I think it’s rather amazing to think about this, and reflect on it.  We are – and now I’ll use a cliché – like fish in water where the three-dimensionality of space is concerned.  We know of no other way it could be; we don’t really know what it would be like to live in more than three dimensions (I’m not forgetting about time, here, as the fourth dimension; I’m just focusing on space).  Or less?  There have been literary and philosophical attempts to describe a two dimensional world and what it would be like to ‘live’ in such space, but I always find them straining at the bit of the metaphor and importing, almost unavoidably, three-dimensional references and modes of action, thought and experience.  When the fascinating experiment is over, I always think, “but life as we know it could not exist in two dimensions!  Cells and everything else associated with life requires three-dimensionality.”

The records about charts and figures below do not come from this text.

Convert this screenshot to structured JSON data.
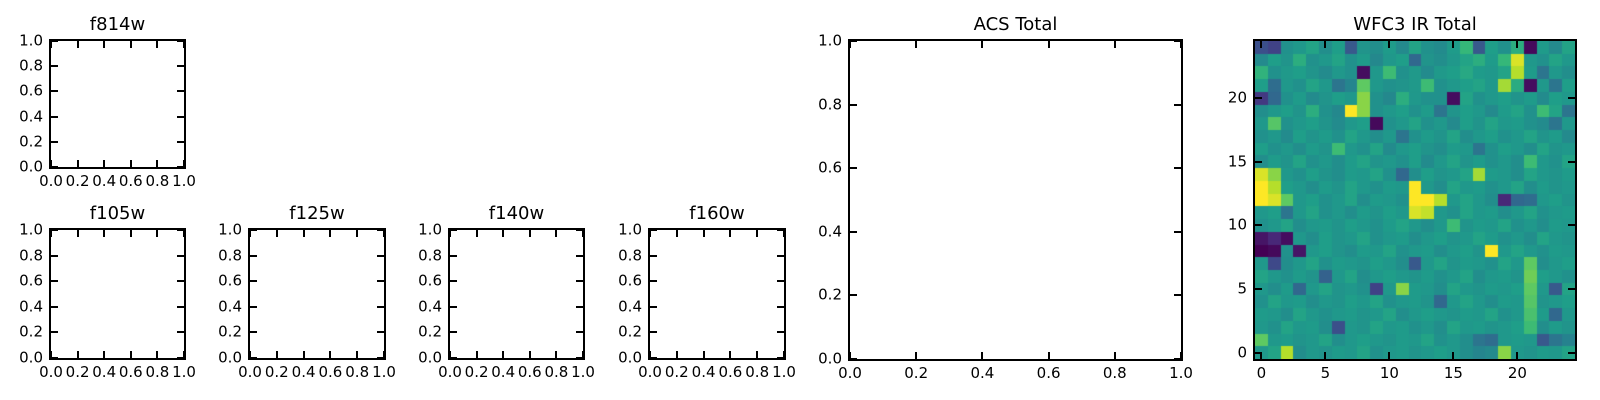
{
  "figure": {
    "background": "#ffffff",
    "axis_color": "#000000",
    "text_color": "#000000"
  },
  "chart_data": [
    {
      "id": "f814w",
      "type": "scatter",
      "title": "f814w",
      "xlabel": "",
      "ylabel": "",
      "xlim": [
        0,
        1
      ],
      "ylim": [
        0,
        1
      ],
      "xticks": [
        0,
        0.2,
        0.4,
        0.6,
        0.8,
        1
      ],
      "xtick_labels": [
        "0.0",
        "0.2",
        "0.4",
        "0.6",
        "0.8",
        "1.0"
      ],
      "yticks": [
        0,
        0.2,
        0.4,
        0.6,
        0.8,
        1
      ],
      "ytick_labels": [
        "0.0",
        "0.2",
        "0.4",
        "0.6",
        "0.8",
        "1.0"
      ],
      "series": [],
      "note": "empty axes, no data plotted"
    },
    {
      "id": "f105w",
      "type": "scatter",
      "title": "f105w",
      "xlabel": "",
      "ylabel": "",
      "xlim": [
        0,
        1
      ],
      "ylim": [
        0,
        1
      ],
      "xticks": [
        0,
        0.2,
        0.4,
        0.6,
        0.8,
        1
      ],
      "xtick_labels": [
        "0.0",
        "0.2",
        "0.4",
        "0.6",
        "0.8",
        "1.0"
      ],
      "yticks": [
        0,
        0.2,
        0.4,
        0.6,
        0.8,
        1
      ],
      "ytick_labels": [
        "0.0",
        "0.2",
        "0.4",
        "0.6",
        "0.8",
        "1.0"
      ],
      "series": [],
      "note": "empty axes, no data plotted"
    },
    {
      "id": "f125w",
      "type": "scatter",
      "title": "f125w",
      "xlabel": "",
      "ylabel": "",
      "xlim": [
        0,
        1
      ],
      "ylim": [
        0,
        1
      ],
      "xticks": [
        0,
        0.2,
        0.4,
        0.6,
        0.8,
        1
      ],
      "xtick_labels": [
        "0.0",
        "0.2",
        "0.4",
        "0.6",
        "0.8",
        "1.0"
      ],
      "yticks": [
        0,
        0.2,
        0.4,
        0.6,
        0.8,
        1
      ],
      "ytick_labels": [
        "0.0",
        "0.2",
        "0.4",
        "0.6",
        "0.8",
        "1.0"
      ],
      "series": [],
      "note": "empty axes, no data plotted"
    },
    {
      "id": "f140w",
      "type": "scatter",
      "title": "f140w",
      "xlabel": "",
      "ylabel": "",
      "xlim": [
        0,
        1
      ],
      "ylim": [
        0,
        1
      ],
      "xticks": [
        0,
        0.2,
        0.4,
        0.6,
        0.8,
        1
      ],
      "xtick_labels": [
        "0.0",
        "0.2",
        "0.4",
        "0.6",
        "0.8",
        "1.0"
      ],
      "yticks": [
        0,
        0.2,
        0.4,
        0.6,
        0.8,
        1
      ],
      "ytick_labels": [
        "0.0",
        "0.2",
        "0.4",
        "0.6",
        "0.8",
        "1.0"
      ],
      "series": [],
      "note": "empty axes, no data plotted"
    },
    {
      "id": "f160w",
      "type": "scatter",
      "title": "f160w",
      "xlabel": "",
      "ylabel": "",
      "xlim": [
        0,
        1
      ],
      "ylim": [
        0,
        1
      ],
      "xticks": [
        0,
        0.2,
        0.4,
        0.6,
        0.8,
        1
      ],
      "xtick_labels": [
        "0.0",
        "0.2",
        "0.4",
        "0.6",
        "0.8",
        "1.0"
      ],
      "yticks": [
        0,
        0.2,
        0.4,
        0.6,
        0.8,
        1
      ],
      "ytick_labels": [
        "0.0",
        "0.2",
        "0.4",
        "0.6",
        "0.8",
        "1.0"
      ],
      "series": [],
      "note": "empty axes, no data plotted"
    },
    {
      "id": "acs",
      "type": "scatter",
      "title": "ACS Total",
      "xlabel": "",
      "ylabel": "",
      "xlim": [
        0,
        1
      ],
      "ylim": [
        0,
        1
      ],
      "xticks": [
        0,
        0.2,
        0.4,
        0.6,
        0.8,
        1
      ],
      "xtick_labels": [
        "0.0",
        "0.2",
        "0.4",
        "0.6",
        "0.8",
        "1.0"
      ],
      "yticks": [
        0,
        0.2,
        0.4,
        0.6,
        0.8,
        1
      ],
      "ytick_labels": [
        "0.0",
        "0.2",
        "0.4",
        "0.6",
        "0.8",
        "1.0"
      ],
      "series": [],
      "note": "empty axes, no data plotted"
    },
    {
      "id": "wfc3",
      "type": "heatmap",
      "title": "WFC3 IR Total",
      "xlabel": "",
      "ylabel": "",
      "xlim": [
        -0.5,
        24.5
      ],
      "ylim": [
        -0.5,
        24.5
      ],
      "xticks": [
        0,
        5,
        10,
        15,
        20
      ],
      "xtick_labels": [
        "0",
        "5",
        "10",
        "15",
        "20"
      ],
      "yticks": [
        0,
        5,
        10,
        15,
        20
      ],
      "ytick_labels": [
        "0",
        "5",
        "10",
        "15",
        "20"
      ],
      "shape": [
        25,
        25
      ],
      "colormap": "viridis",
      "values_normalized_0_1": true,
      "colormap_stops": [
        {
          "t": 0.0,
          "hex": "#440154"
        },
        {
          "t": 0.1,
          "hex": "#482878"
        },
        {
          "t": 0.2,
          "hex": "#3e4989"
        },
        {
          "t": 0.3,
          "hex": "#31688e"
        },
        {
          "t": 0.4,
          "hex": "#26828e"
        },
        {
          "t": 0.5,
          "hex": "#21918c"
        },
        {
          "t": 0.6,
          "hex": "#1f9e89"
        },
        {
          "t": 0.7,
          "hex": "#35b779"
        },
        {
          "t": 0.8,
          "hex": "#5ec962"
        },
        {
          "t": 0.9,
          "hex": "#b5de2b"
        },
        {
          "t": 1.0,
          "hex": "#fde725"
        }
      ],
      "values_rows_top_to_bottom": [
        [
          0.22,
          0.18,
          0.5,
          0.55,
          0.62,
          0.48,
          0.6,
          0.25,
          0.52,
          0.48,
          0.58,
          0.45,
          0.62,
          0.5,
          0.46,
          0.58,
          0.7,
          0.25,
          0.6,
          0.5,
          0.66,
          0.02,
          0.58,
          0.45,
          0.62
        ],
        [
          0.45,
          0.6,
          0.52,
          0.66,
          0.5,
          0.55,
          0.62,
          0.5,
          0.58,
          0.44,
          0.55,
          0.6,
          0.3,
          0.52,
          0.48,
          0.55,
          0.62,
          0.66,
          0.58,
          0.7,
          0.95,
          0.55,
          0.5,
          0.62,
          0.55
        ],
        [
          0.68,
          0.5,
          0.56,
          0.6,
          0.52,
          0.46,
          0.55,
          0.5,
          0.03,
          0.55,
          0.72,
          0.5,
          0.56,
          0.46,
          0.56,
          0.6,
          0.64,
          0.58,
          0.55,
          0.62,
          0.9,
          0.58,
          0.35,
          0.55,
          0.48
        ],
        [
          0.6,
          0.32,
          0.55,
          0.5,
          0.62,
          0.55,
          0.35,
          0.42,
          0.8,
          0.55,
          0.5,
          0.52,
          0.56,
          0.72,
          0.5,
          0.55,
          0.6,
          0.62,
          0.55,
          0.88,
          0.65,
          0.03,
          0.55,
          0.35,
          0.6
        ],
        [
          0.15,
          0.3,
          0.5,
          0.58,
          0.46,
          0.52,
          0.6,
          0.55,
          0.85,
          0.5,
          0.44,
          0.66,
          0.55,
          0.5,
          0.5,
          0.03,
          0.62,
          0.5,
          0.55,
          0.6,
          0.52,
          0.58,
          0.46,
          0.6,
          0.55
        ],
        [
          0.48,
          0.55,
          0.6,
          0.52,
          0.66,
          0.5,
          0.44,
          1.0,
          0.85,
          0.5,
          0.55,
          0.6,
          0.5,
          0.58,
          0.35,
          0.52,
          0.6,
          0.55,
          0.45,
          0.58,
          0.62,
          0.5,
          0.72,
          0.62,
          0.35
        ],
        [
          0.55,
          0.78,
          0.5,
          0.55,
          0.6,
          0.52,
          0.46,
          0.55,
          0.6,
          0.02,
          0.5,
          0.55,
          0.62,
          0.5,
          0.55,
          0.45,
          0.6,
          0.52,
          0.62,
          0.55,
          0.58,
          0.5,
          0.46,
          0.35,
          0.55
        ],
        [
          0.5,
          0.55,
          0.46,
          0.6,
          0.52,
          0.58,
          0.5,
          0.62,
          0.55,
          0.48,
          0.55,
          0.35,
          0.5,
          0.58,
          0.52,
          0.62,
          0.48,
          0.55,
          0.6,
          0.5,
          0.55,
          0.62,
          0.52,
          0.58,
          0.45
        ],
        [
          0.6,
          0.5,
          0.55,
          0.48,
          0.58,
          0.52,
          0.72,
          0.55,
          0.5,
          0.62,
          0.46,
          0.55,
          0.6,
          0.52,
          0.48,
          0.58,
          0.55,
          0.35,
          0.5,
          0.6,
          0.55,
          0.48,
          0.62,
          0.52,
          0.55
        ],
        [
          0.48,
          0.58,
          0.52,
          0.62,
          0.5,
          0.55,
          0.48,
          0.58,
          0.62,
          0.52,
          0.55,
          0.5,
          0.6,
          0.46,
          0.55,
          0.62,
          0.52,
          0.58,
          0.5,
          0.55,
          0.48,
          0.72,
          0.55,
          0.5,
          0.62
        ],
        [
          0.95,
          0.85,
          0.55,
          0.5,
          0.6,
          0.52,
          0.48,
          0.58,
          0.55,
          0.62,
          0.5,
          0.3,
          0.48,
          0.6,
          0.52,
          0.55,
          0.62,
          0.88,
          0.58,
          0.55,
          0.48,
          0.62,
          0.55,
          0.52,
          0.58
        ],
        [
          1.0,
          0.9,
          0.6,
          0.55,
          0.48,
          0.58,
          0.52,
          0.62,
          0.55,
          0.5,
          0.58,
          0.55,
          1.0,
          0.55,
          0.48,
          0.62,
          0.55,
          0.58,
          0.5,
          0.55,
          0.62,
          0.48,
          0.58,
          0.52,
          0.55
        ],
        [
          1.0,
          0.95,
          0.8,
          0.55,
          0.6,
          0.5,
          0.55,
          0.62,
          0.48,
          0.58,
          0.55,
          0.5,
          1.0,
          1.0,
          0.9,
          0.55,
          0.62,
          0.55,
          0.48,
          0.1,
          0.3,
          0.32,
          0.55,
          0.6,
          0.52
        ],
        [
          0.55,
          0.6,
          0.35,
          0.55,
          0.62,
          0.5,
          0.55,
          0.48,
          0.58,
          0.52,
          0.6,
          0.55,
          0.95,
          0.92,
          0.55,
          0.5,
          0.62,
          0.55,
          0.58,
          0.48,
          0.55,
          0.62,
          0.5,
          0.55,
          0.58
        ],
        [
          0.5,
          0.55,
          0.62,
          0.48,
          0.55,
          0.58,
          0.52,
          0.6,
          0.55,
          0.5,
          0.58,
          0.62,
          0.55,
          0.48,
          0.55,
          0.72,
          0.52,
          0.58,
          0.55,
          0.62,
          0.5,
          0.55,
          0.48,
          0.58,
          0.55
        ],
        [
          0.05,
          0.1,
          0.03,
          0.55,
          0.48,
          0.6,
          0.52,
          0.55,
          0.62,
          0.5,
          0.55,
          0.58,
          0.48,
          0.55,
          0.6,
          0.52,
          0.55,
          0.62,
          0.58,
          0.5,
          0.55,
          0.48,
          0.62,
          0.55,
          0.52
        ],
        [
          0.0,
          0.02,
          0.5,
          0.05,
          0.55,
          0.6,
          0.52,
          0.48,
          0.58,
          0.55,
          0.62,
          0.5,
          0.55,
          0.58,
          0.48,
          0.55,
          0.6,
          0.52,
          1.0,
          0.55,
          0.62,
          0.55,
          0.5,
          0.58,
          0.55
        ],
        [
          0.55,
          0.2,
          0.48,
          0.55,
          0.62,
          0.5,
          0.58,
          0.55,
          0.52,
          0.6,
          0.55,
          0.48,
          0.25,
          0.55,
          0.62,
          0.52,
          0.58,
          0.55,
          0.5,
          0.62,
          0.55,
          0.8,
          0.48,
          0.55,
          0.6
        ],
        [
          0.62,
          0.55,
          0.5,
          0.58,
          0.52,
          0.28,
          0.55,
          0.62,
          0.48,
          0.55,
          0.6,
          0.55,
          0.52,
          0.58,
          0.5,
          0.55,
          0.62,
          0.48,
          0.55,
          0.58,
          0.52,
          0.82,
          0.6,
          0.55,
          0.5
        ],
        [
          0.55,
          0.48,
          0.58,
          0.3,
          0.55,
          0.62,
          0.52,
          0.55,
          0.5,
          0.18,
          0.55,
          0.85,
          0.58,
          0.55,
          0.48,
          0.62,
          0.55,
          0.52,
          0.58,
          0.55,
          0.6,
          0.8,
          0.55,
          0.25,
          0.62
        ],
        [
          0.5,
          0.62,
          0.55,
          0.58,
          0.48,
          0.55,
          0.52,
          0.6,
          0.55,
          0.62,
          0.5,
          0.55,
          0.58,
          0.52,
          0.3,
          0.55,
          0.62,
          0.55,
          0.48,
          0.58,
          0.55,
          0.78,
          0.52,
          0.55,
          0.6
        ],
        [
          0.58,
          0.55,
          0.48,
          0.62,
          0.55,
          0.5,
          0.55,
          0.58,
          0.52,
          0.55,
          0.62,
          0.48,
          0.55,
          0.6,
          0.55,
          0.52,
          0.58,
          0.55,
          0.62,
          0.5,
          0.55,
          0.75,
          0.58,
          0.3,
          0.55
        ],
        [
          0.55,
          0.5,
          0.62,
          0.55,
          0.58,
          0.48,
          0.22,
          0.55,
          0.52,
          0.62,
          0.55,
          0.58,
          0.5,
          0.55,
          0.48,
          0.62,
          0.55,
          0.58,
          0.52,
          0.55,
          0.6,
          0.72,
          0.48,
          0.58,
          0.52
        ],
        [
          0.8,
          0.55,
          0.58,
          0.52,
          0.55,
          0.62,
          0.48,
          0.55,
          0.6,
          0.55,
          0.52,
          0.58,
          0.55,
          0.62,
          0.5,
          0.55,
          0.48,
          0.35,
          0.32,
          0.55,
          0.58,
          0.55,
          0.25,
          0.35,
          0.4
        ],
        [
          0.55,
          0.62,
          0.9,
          0.48,
          0.55,
          0.52,
          0.58,
          0.55,
          0.62,
          0.5,
          0.55,
          0.58,
          0.52,
          0.55,
          0.6,
          0.55,
          0.48,
          0.42,
          0.45,
          0.85,
          0.55,
          0.52,
          0.58,
          0.55,
          0.62
        ]
      ]
    }
  ]
}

You might laugh at this meditation on the three dimensions of space, but I ask you to try it out for a while.  I think it is important to reflect on, from a spiritual as well as philosophical point of view.  We are what we are because we exist in three spatial dimensions.  Even a thought – conceived of in physical terms as the result of a series of neurons firing – exists in three dimensions.  Could a 2-dimensional being have a thought?  What about a being existing in a 5 or 6 dimensional universe; assuming there could be such a thing—could they have a ‘thought?’  Part of what makes us – and everything else in this universe – unique stems from our three dimensionality.
Look up from where you are reading this.  What do you see?  If there is an object near you that you can pick up; do so.  Look at it.  See what you see.  Turn it around, and look at it from another side.  Unless it is a regular solid – like a box or a sphere – it will look different from each angle you observe it.  William Blake claimed that he could look at something ordinary – like a knot in a tree – until he saw something wonderful and visionary.  A similar reverie of revelation can occur from reflecting on the particulars of things from a naturalistic perspective.  We don’t need to see angels and hear heavenly choirs to be stunned and amazed by Nature.  Practice experiencing the three-dimensionality of our universe, and I believe that you will have interesting reflections.